In 1968, at the age of 17 he was recognized as the best First Nations athlete with the Tom Longboat Award. In the same year he was given the National Lacrosse Association’s All-Star Award. By 1977, Gaylord had played for squads in Montreal, Detroit, Syracuse, Rochester, Portland, Brantford, Brampton and Coquitlam, B.C.. By 1978, he had won every title known in the world of lacrosse.
He retired and became an active coach and advocate for sports at Six Nations of the Grand River.
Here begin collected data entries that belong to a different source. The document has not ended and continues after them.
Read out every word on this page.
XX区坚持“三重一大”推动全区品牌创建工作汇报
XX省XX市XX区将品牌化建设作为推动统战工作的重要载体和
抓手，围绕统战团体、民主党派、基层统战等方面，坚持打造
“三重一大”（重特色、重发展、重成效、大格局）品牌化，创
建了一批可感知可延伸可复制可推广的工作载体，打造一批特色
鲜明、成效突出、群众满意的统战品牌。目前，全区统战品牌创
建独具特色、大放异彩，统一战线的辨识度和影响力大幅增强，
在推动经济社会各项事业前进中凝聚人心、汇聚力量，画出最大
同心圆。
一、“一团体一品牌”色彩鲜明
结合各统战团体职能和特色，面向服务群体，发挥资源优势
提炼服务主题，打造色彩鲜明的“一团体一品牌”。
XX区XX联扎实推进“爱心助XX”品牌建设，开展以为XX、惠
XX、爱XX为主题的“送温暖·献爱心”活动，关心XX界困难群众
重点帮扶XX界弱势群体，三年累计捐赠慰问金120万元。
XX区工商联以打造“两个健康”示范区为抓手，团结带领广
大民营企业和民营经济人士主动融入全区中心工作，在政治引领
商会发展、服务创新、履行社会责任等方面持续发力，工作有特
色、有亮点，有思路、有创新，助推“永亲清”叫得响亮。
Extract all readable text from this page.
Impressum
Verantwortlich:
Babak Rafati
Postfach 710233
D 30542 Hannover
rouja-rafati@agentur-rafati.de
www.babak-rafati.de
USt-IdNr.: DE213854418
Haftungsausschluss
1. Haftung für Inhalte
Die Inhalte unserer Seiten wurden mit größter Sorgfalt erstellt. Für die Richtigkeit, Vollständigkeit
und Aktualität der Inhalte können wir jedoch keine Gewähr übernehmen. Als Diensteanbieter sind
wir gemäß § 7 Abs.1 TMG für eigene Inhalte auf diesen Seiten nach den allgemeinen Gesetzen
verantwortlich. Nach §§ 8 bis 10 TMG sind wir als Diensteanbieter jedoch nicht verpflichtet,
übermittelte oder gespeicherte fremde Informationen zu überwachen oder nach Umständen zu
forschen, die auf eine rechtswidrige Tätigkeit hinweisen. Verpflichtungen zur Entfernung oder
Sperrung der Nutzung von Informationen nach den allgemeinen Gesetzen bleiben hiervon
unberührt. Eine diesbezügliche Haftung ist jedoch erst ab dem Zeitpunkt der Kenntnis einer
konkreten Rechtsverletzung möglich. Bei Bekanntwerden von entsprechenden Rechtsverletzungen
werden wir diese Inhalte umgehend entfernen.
In 1990, Gaylord was inducted to the Canadian Lacrosse Hall of Fame, making Ross and Gaylord the first and only father-son duo in it’s legacy.
Powless continued his advocacy and support of local athletes up to his illness with colon cancer and eventual death in 2001. Days before his passing, community members at Six Nations made the suggestion to the Six Nations Elected Council to rename the Ohsweken Arena in his memory.
Members of Gaylord’s family said he was told about the decision days before his passing and say it was a happy moment during one of the most difficult journeys a family takes — saying goodbye.
On July 28, 2001, Gaylord died after a three year battle with cancer. He was 54 years old.
In 2017, he was named to Canada’s Sports Hall of Fame. His daughter, Gaylene Powless, accepted the award on behalf of her father and his surviving family — and gave a message to her father’s grandchildren — that the love of the Powless family was paramount to Gaylord’s success and his descendants, his greatest accomplishment.
“As much as your papa would like to have been here and been proud to get this award — he would be more proud of all of you and that you carry on his legacy in your own way.”